BAB 02

10.1K 765 14
                                    

Please don't be a silent readers.

~

"Kamu udah siap 'kan, Han?"

Bihan memperhatikan penampilannya di depan cermin. Baju batik dengan celana panjang formal kini sudah membalut tubuh atletisnya dengan sempurna.

"Bihan agak gugup, Bun."

Nisa terkekeh kecil, ia mengelus bahu anaknya dengan pelan. Sepertinya memang anaknya itu benar-benar gugup, buktinya, ada beberapa bulir keringat yang membasahi pelipisnya. "Wajar, kok."

Bihan mengembuskan napas, ia memperhatikan pantulan dirinya lagi di cermin. Melihat betapa formalnya ia kali ini membuat Bihan tak bisa berkata-kata. Bihan jarang sekali berpakaian formal dengan setelan batik seperti ini, pakaian formal yang biasa ia kenakan adalah kemeja yang dilengkapi dengan jas atau terkadang juga dengan tuksedo. Penampilannya kali ini berbeda, membuatnya jadi merasa canggung sendiri.

Sebenarnya, calon mertuanya sudah berencana untuk langsung saja menikahkannya dengan anak mereka. Tapi Bihan menolak, pria itu ingin datang untuk melamar lebih dulu, setidaknya ia akan meminta anak perempuan mereka dengan cara yang baik.

"Kita berangkat sekarang, gimana?"

Bihan menoleh pada bundanya yang sekarang sudah mengenakan setelan gamis merah muda yang dipadukan dengan khimar senada. Sangat cocok dengan dirinya, membuat wanita itu terlihat seperti wanita yang belum menginjak umur setengah abad.

Dengan seulas senyum, Bihan mengangguk mengiyakan.

°°°°

Sudah lewat satu pekan lebih dari pembicaraan mereka mengenai perjodohan ini, bahkan Adsila sempat mogok bicara dengan orang rumah, tapi alhasil ia tidak berhasil dan memilih untuk mengalah. Bukan tanpa sebab, melainkan karena mamanya sempat jatuh sakit akibat begitu memikirkan tentang perjodohan ini. Padahal, kalau dipikir-pikir, yang seharusnya jatuh sakit adalah Adsila, karena dirinyalah yang menjadi korban di sini.
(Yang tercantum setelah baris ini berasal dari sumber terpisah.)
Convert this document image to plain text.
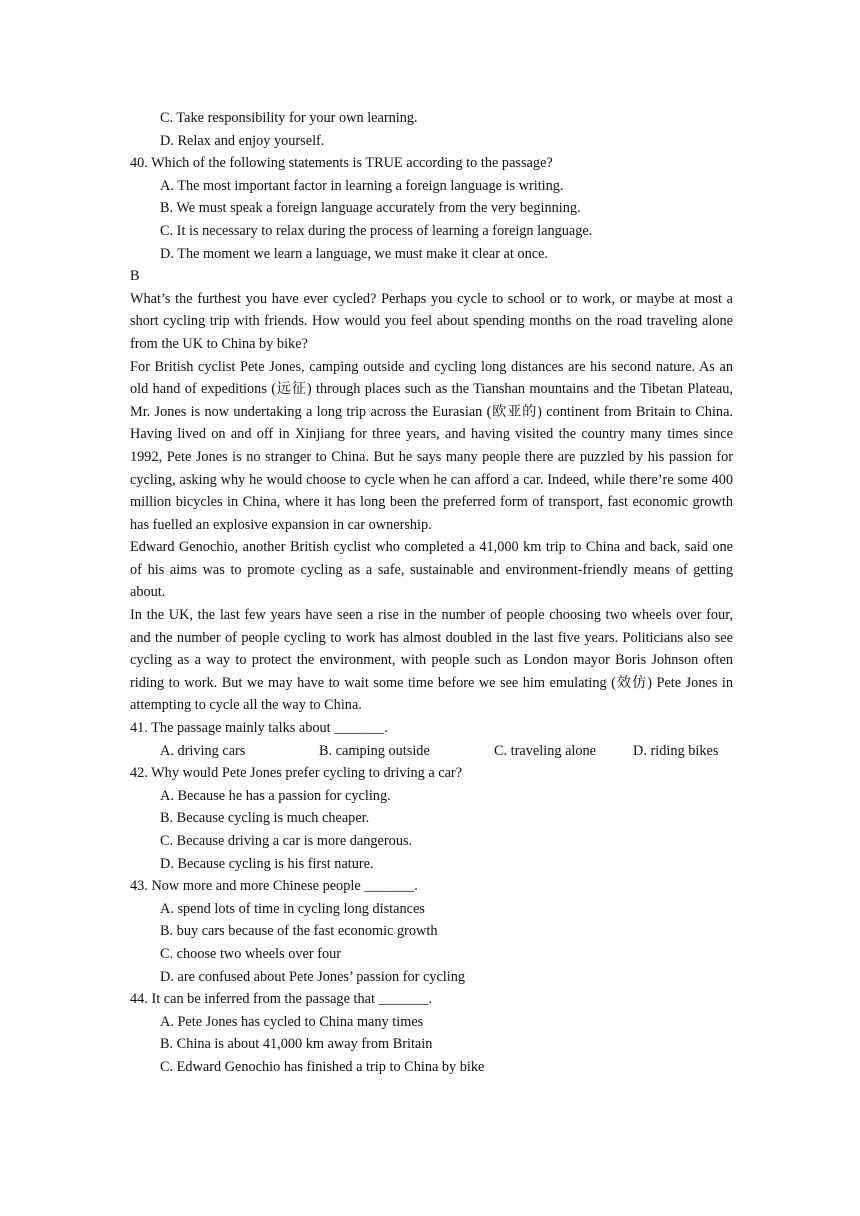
C. Take responsibility for your own learning.
D. Relax and enjoy yourself.
40. Which of the following statements is TRUE according to the passage?
A. The most important factor in learning a foreign language is writing.
B. We must speak a foreign language accurately from the very beginning.
C. It is necessary to relax during the process of learning a foreign language.
D. The moment we learn a language, we must make it clear at once.
B
What’s the furthest you have ever cycled? Perhaps you cycle to school or to work, or maybe at most a short cycling trip with friends. How would you feel about spending months on the road traveling alone from the UK to China by bike?
For British cyclist Pete Jones, camping outside and cycling long distances are his second nature. As an old hand of expeditions (远征) through places such as the Tianshan mountains and the Tibetan Plateau, Mr. Jones is now undertaking a long trip across the Eurasian (欧亚的) continent from Britain to China. Having lived on and off in Xinjiang for three years, and having visited the country many times since 1992, Pete Jones is no stranger to China. But he says many people there are puzzled by his passion for cycling, asking why he would choose to cycle when he can afford a car. Indeed, while there’re some 400 million bicycles in China, where it has long been the preferred form of transport, fast economic growth has fuelled an explosive expansion in car ownership.
Edward Genochio, another British cyclist who completed a 41,000 km trip to China and back, said one of his aims was to promote cycling as a safe, sustainable and environment-friendly means of getting about.
In the UK, the last few years have seen a rise in the number of people choosing two wheels over four, and the number of people cycling to work has almost doubled in the last five years. Politicians also see cycling as a way to protect the environment, with people such as London mayor Boris Johnson often riding to work. But we may have to wait some time before we see him emulating (效仿) Pete Jones in attempting to cycle all the way to China.
41. The passage mainly talks about _______.
A. driving cars	B. camping outside	C. traveling alone	D. riding bikes
42. Why would Pete Jones prefer cycling to driving a car?
A. Because he has a passion for cycling.
B. Because cycling is much cheaper.
C. Because driving a car is more dangerous.
D. Because cycling is his first nature.
43. Now more and more Chinese people _______.
A. spend lots of time in cycling long distances
B. buy cars because of the fast economic growth
C. choose two wheels over four
D. are confused about Pete Jones’ passion for cycling
44. It can be inferred from the passage that _______.
A. Pete Jones has cycled to China many times
B. China is about 41,000 km away from Britain
C. Edward Genochio has finished a trip to China by bike
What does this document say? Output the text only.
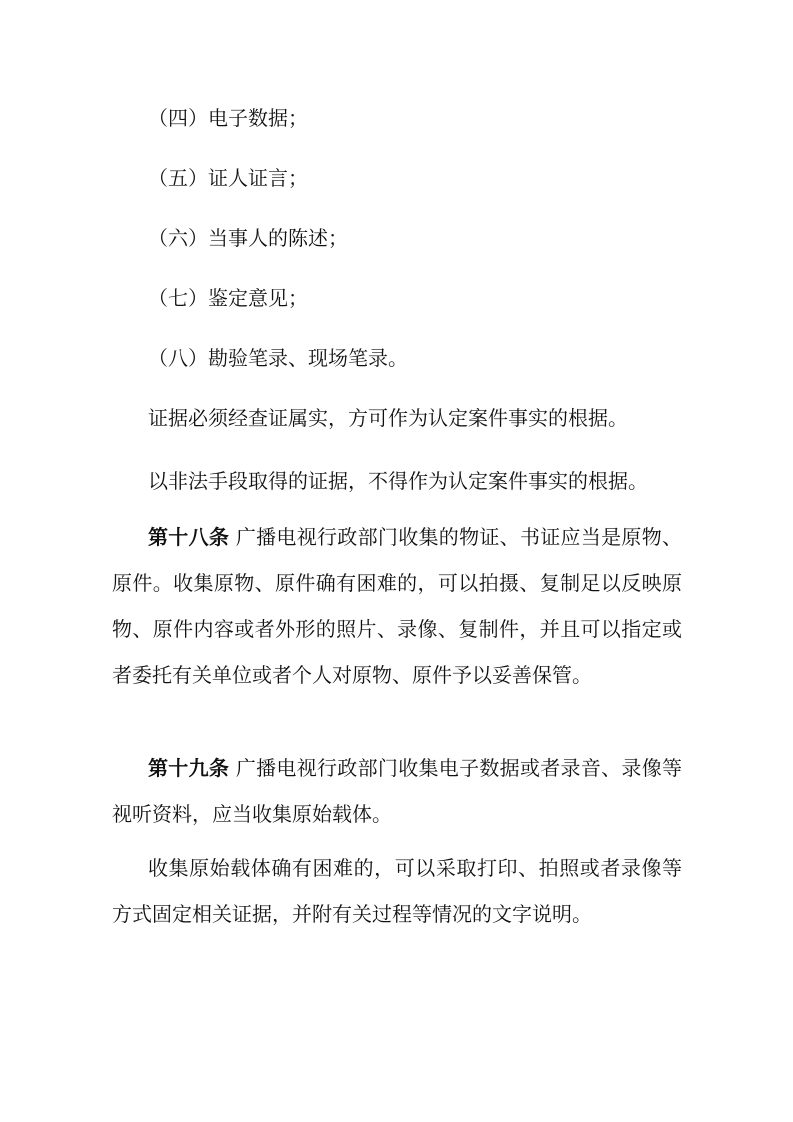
（四）电子数据；

（五）证人证言；

（六）当事人的陈述；

（七）鉴定意见；

（八）勘验笔录、现场笔录。

证据必须经查证属实，方可作为认定案件事实的根据。

以非法手段取得的证据，不得作为认定案件事实的根据。

第十八条 广播电视行政部门收集的物证、书证应当是原物、原件。收集原物、原件确有困难的，可以拍摄、复制足以反映原物、原件内容或者外形的照片、录像、复制件，并且可以指定或者委托有关单位或者个人对原物、原件予以妥善保管。

第十九条 广播电视行政部门收集电子数据或者录音、录像等视听资料，应当收集原始载体。

收集原始载体确有困难的，可以采取打印、拍照或者录像等方式固定相关证据，并附有关过程等情况的文字说明。
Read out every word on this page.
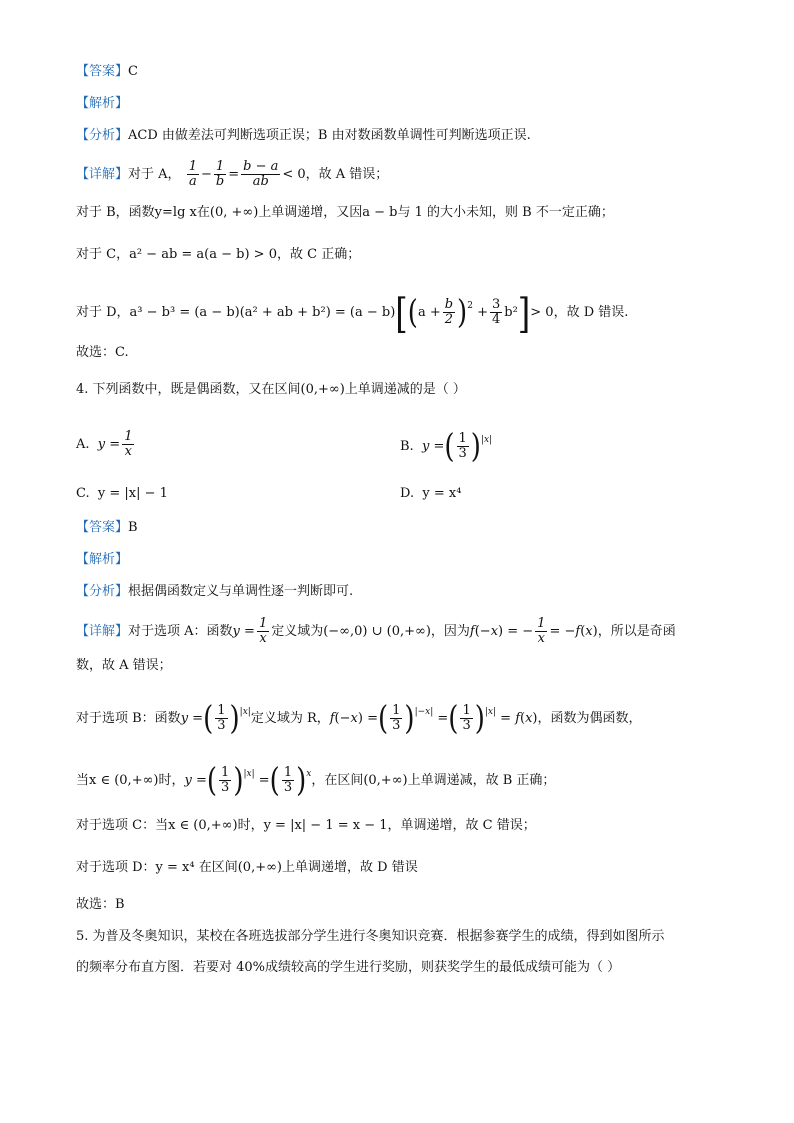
【答案】C
【解析】
【分析】ACD 由做差法可判断选项正误；B 由对数函数单调性可判断选项正误.
【详解】对于 A， $\frac{1}{a} - \frac{1}{b} = \frac{b - a}{ab} < 0$，故 A 错误；
对于 B，函数y=lg x在(0, +∞)上单调递增，又因a − b与 1 的大小未知，则 B 不一定正确；
对于 C，a² − ab = a(a − b) > 0，故 C 正确；
对于 D，a³ − b³ = (a − b)(a² + ab + $b^2) = (a - b)[(a + \frac{b}{2} )^2 + \frac{3}{4} b^2]> 0$，故 D 错误.
故选：C.
4. 下列函数中，既是偶函数，又在区间(0,+∞)上单调递减的是（ ）
A. $y = \frac{1}{x}$	B. y =( $\frac{1}{3} )^{|x|}$
C. y = |x| − 1	D. y = x⁴
【答案】B
【解析】
【分析】根据偶函数定义与单调性逐一判断即可.
【详解】对于选项 A：函数$y = \frac{1}{x}$ 定义域为(−∞,0) ∪ (0,+∞)，因为f(−x) = − $\frac{1}{x} = -f(x)$，所以是奇函
数，故 A 错误；
对于选项 B：函数y =( $\frac{1}{3} )^{|x|}$定义域为 R，f(−x) =( $\frac{1}{3} )^{|-x|}$ =( $\frac{1}{3} )^{|x|} = f(x)$，函数为偶函数，
当x ∈ (0,+∞)时，y =( $\frac{1}{3} )^{|x|}$ =( $\frac{1}{3} )^x$，在区间(0,+∞)上单调递减，故 B 正确；
对于选项 C：当x ∈ (0,+∞)时，y = |x| − 1 = x − 1，单调递增，故 C 错误；
对于选项 D：y = x⁴ 在区间(0,+∞)上单调递增，故 D 错误
故选：B
5. 为普及冬奥知识，某校在各班选拔部分学生进行冬奥知识竞赛．根据参赛学生的成绩，得到如图所示
的频率分布直方图．若要对 40%成绩较高的学生进行奖励，则获奖学生的最低成绩可能为（ ）
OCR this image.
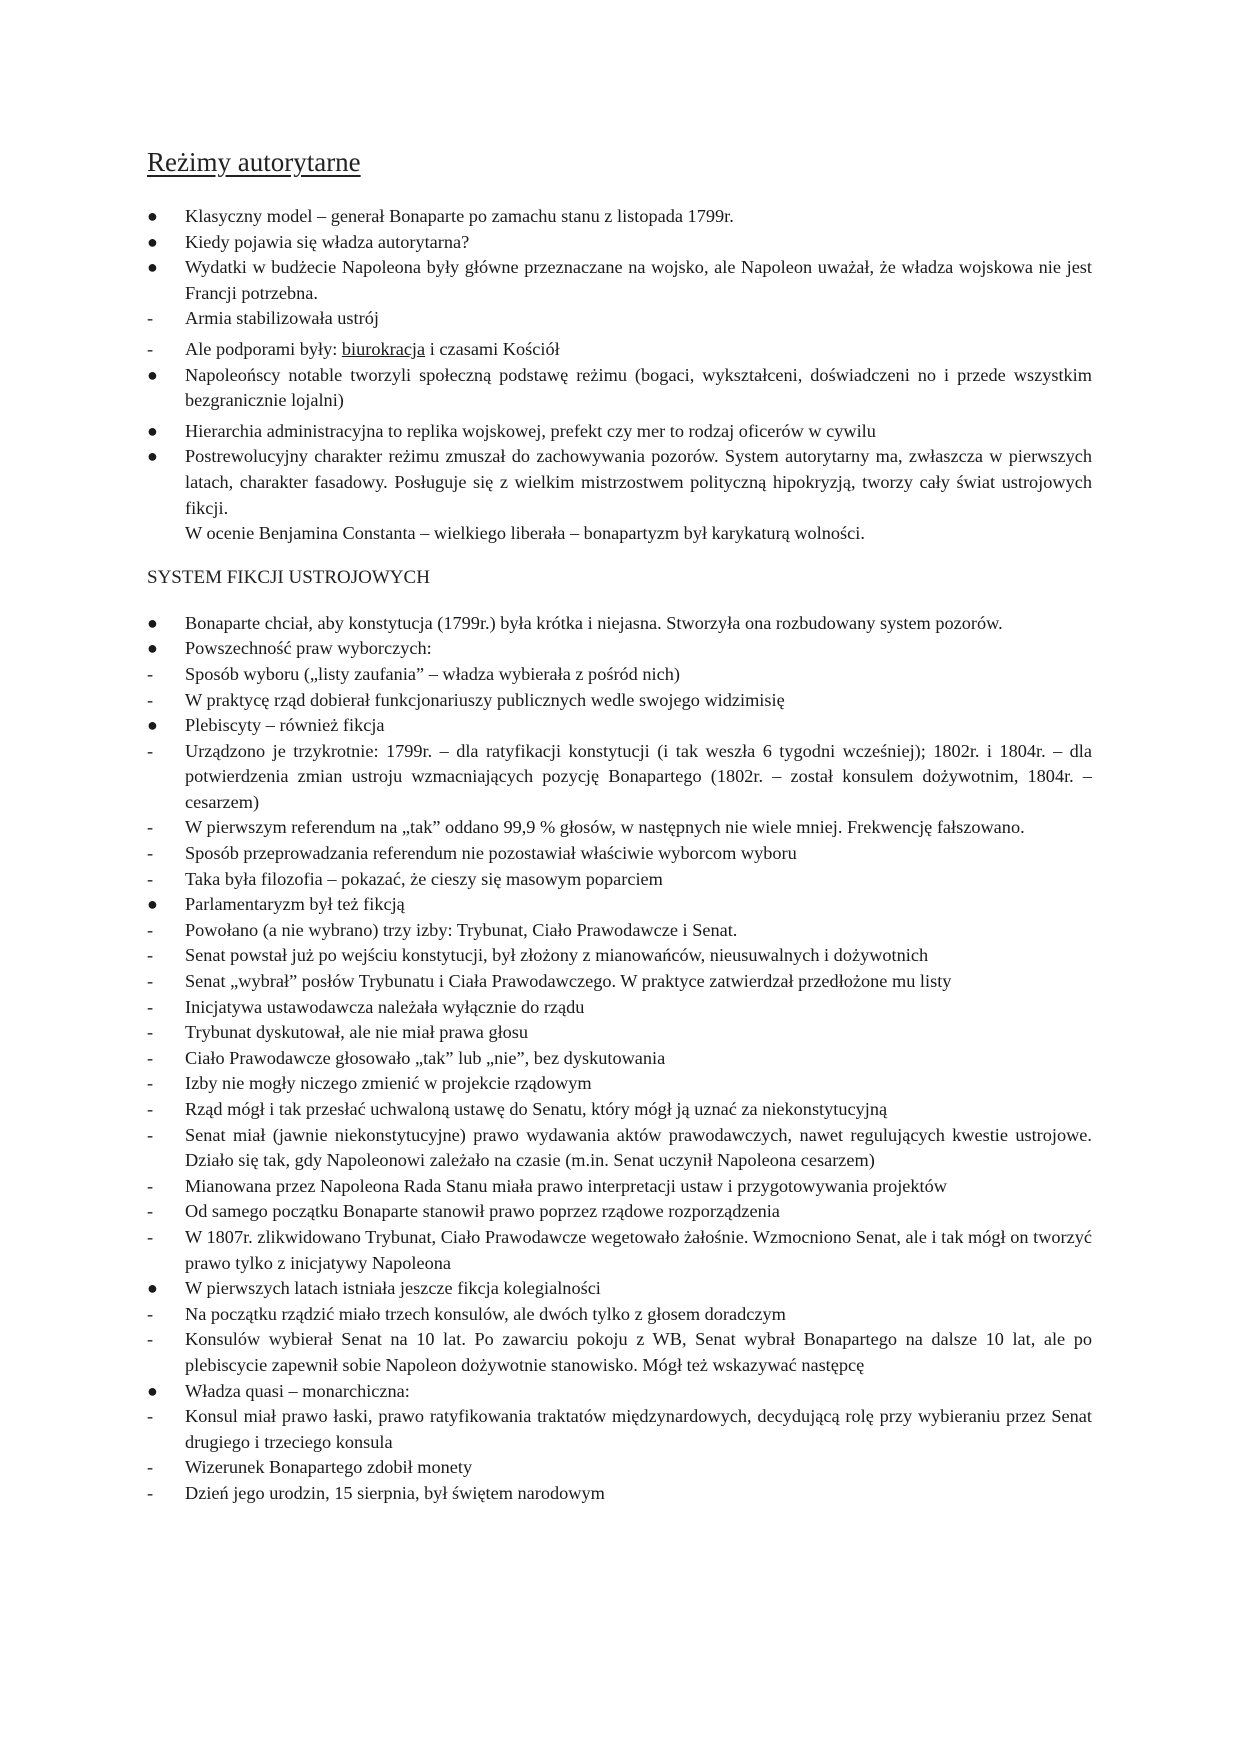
Reżimy autorytarne
●	Klasyczny model – generał Bonaparte po zamachu stanu z listopada 1799r.
●	Kiedy pojawia się władza autorytarna?
●	Wydatki w budżecie Napoleona były główne przeznaczane na wojsko, ale Napoleon uważał, że władza wojskowa nie jest Francji potrzebna.
-	Armia stabilizowała ustrój
-	Ale podporami były: biurokracja i czasami Kościół
●	Napoleońscy notable tworzyli społeczną podstawę reżimu (bogaci, wykształceni, doświadczeni no i przede wszystkim bezgranicznie lojalni)
●	Hierarchia administracyjna to replika wojskowej, prefekt czy mer to rodzaj oficerów w cywilu
●	Postrewolucyjny charakter reżimu zmuszał do zachowywania pozorów. System autorytarny ma, zwłaszcza w pierwszych latach, charakter fasadowy. Posługuje się z wielkim mistrzostwem polityczną hipokryzją, tworzy cały świat ustrojowych fikcji.
W ocenie Benjamina Constanta – wielkiego liberała – bonapartyzm był karykaturą wolności.
SYSTEM FIKCJI USTROJOWYCH
●	Bonaparte chciał, aby konstytucja (1799r.) była krótka i niejasna. Stworzyła ona rozbudowany system pozorów.
●	Powszechność praw wyborczych:
-	Sposób wyboru („listy zaufania” – władza wybierała z pośród nich)
-	W praktycę rząd dobierał funkcjonariuszy publicznych wedle swojego widzimisię
●	Plebiscyty – również fikcja
-	Urządzono je trzykrotnie: 1799r. – dla ratyfikacji konstytucji (i tak weszła 6 tygodni wcześniej); 1802r. i 1804r. – dla potwierdzenia zmian ustroju wzmacniających pozycję Bonapartego (1802r. – został konsulem dożywotnim, 1804r. – cesarzem)
-	W pierwszym referendum na „tak” oddano 99,9 % głosów, w następnych nie wiele mniej. Frekwencję fałszowano.
-	Sposób przeprowadzania referendum nie pozostawiał właściwie wyborcom wyboru
-	Taka była filozofia – pokazać, że cieszy się masowym poparciem
●	Parlamentaryzm był też fikcją
-	Powołano (a nie wybrano) trzy izby: Trybunat, Ciało Prawodawcze i Senat.
-	Senat powstał już po wejściu konstytucji, był złożony z mianowańców, nieusuwalnych i dożywotnich
-	Senat „wybrał” posłów Trybunatu i Ciała Prawodawczego. W praktyce zatwierdzał przedłożone mu listy
-	Inicjatywa ustawodawcza należała wyłącznie do rządu
-	Trybunat dyskutował, ale nie miał prawa głosu
-	Ciało Prawodawcze głosowało „tak” lub „nie”, bez dyskutowania
-	Izby nie mogły niczego zmienić w projekcie rządowym
-	Rząd mógł i tak przesłać uchwaloną ustawę do Senatu, który mógł ją uznać za niekonstytucyjną
-	Senat miał (jawnie niekonstytucyjne) prawo wydawania aktów prawodawczych, nawet regulujących kwestie ustrojowe. Działo się tak, gdy Napoleonowi zależało na czasie (m.in. Senat uczynił Napoleona cesarzem)
-	Mianowana przez Napoleona Rada Stanu miała prawo interpretacji ustaw i przygotowywania projektów
-	Od samego początku Bonaparte stanowił prawo poprzez rządowe rozporządzenia
-	W 1807r. zlikwidowano Trybunat, Ciało Prawodawcze wegetowało żałośnie. Wzmocniono Senat, ale i tak mógł on tworzyć prawo tylko z inicjatywy Napoleona
●	W pierwszych latach istniała jeszcze fikcja kolegialności
-	Na początku rządzić miało trzech konsulów, ale dwóch tylko z głosem doradczym
-	Konsulów wybierał Senat na 10 lat. Po zawarciu pokoju z WB, Senat wybrał Bonapartego na dalsze 10 lat, ale po plebiscycie zapewnił sobie Napoleon dożywotnie stanowisko. Mógł też wskazywać następcę
●	Władza quasi – monarchiczna:
-	Konsul miał prawo łaski, prawo ratyfikowania traktatów międzynardowych, decydującą rolę przy wybieraniu przez Senat drugiego i trzeciego konsula
-	Wizerunek Bonapartego zdobił monety
-	Dzień jego urodzin, 15 sierpnia, był świętem narodowym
Karena mamanya jatuh sakit, akhirnya Adsila memilih mengalah dan memilih untuk menerima perjodohan ini. Dan, di sinilah ia sekarang, di depan cermin sambil memperhatikan penampilannya saat ini dengan prihatin.

Jujur saja, kalau bukan demi mamanya, Adsila akan menolak perjodohan ini mentah-mentah. Untung saja setelah mendengar kabar bahagia kalau ia mau menerima perjodohan ini, keadaan mamanya jadi sedikit membaik, bahkan sekarang mamanya sudah kembali sehat seperti sediakala. Kali ini Adsila membenarkan kalau perasaan bahagia juga sangat berpengaruh bagi kesehatan.

"Wah, wah, cantik banget anak kita."

Mendengar suara riang itu membuat Adsila menoleh ke asal suara. Dilihat mama dan papanya menghampiri dengan raut gembira nan antusias membuatnya mengembuskan napas.

Adsila senang melihat raut bahagia yang terukir indah di sana, tapi di sisi lain pun ia juga jadi merasa terbebani. Demi apa pun, Adsila tidak mau menerima lamaran dan perjodohan ini, tapi ia juga lebih tidak mau lagi kalau sampai harus kehilangan raut bahagia milik orang tuanya.

Linda mendekat, matanya memperhatikan penampilan anaknya dari atas sampai bawah. Blouse kebaya dengan model brokat yang dipadukan dengan rok lilit membuat anaknya ini jadi terlihat lebih anggun dari biasanya.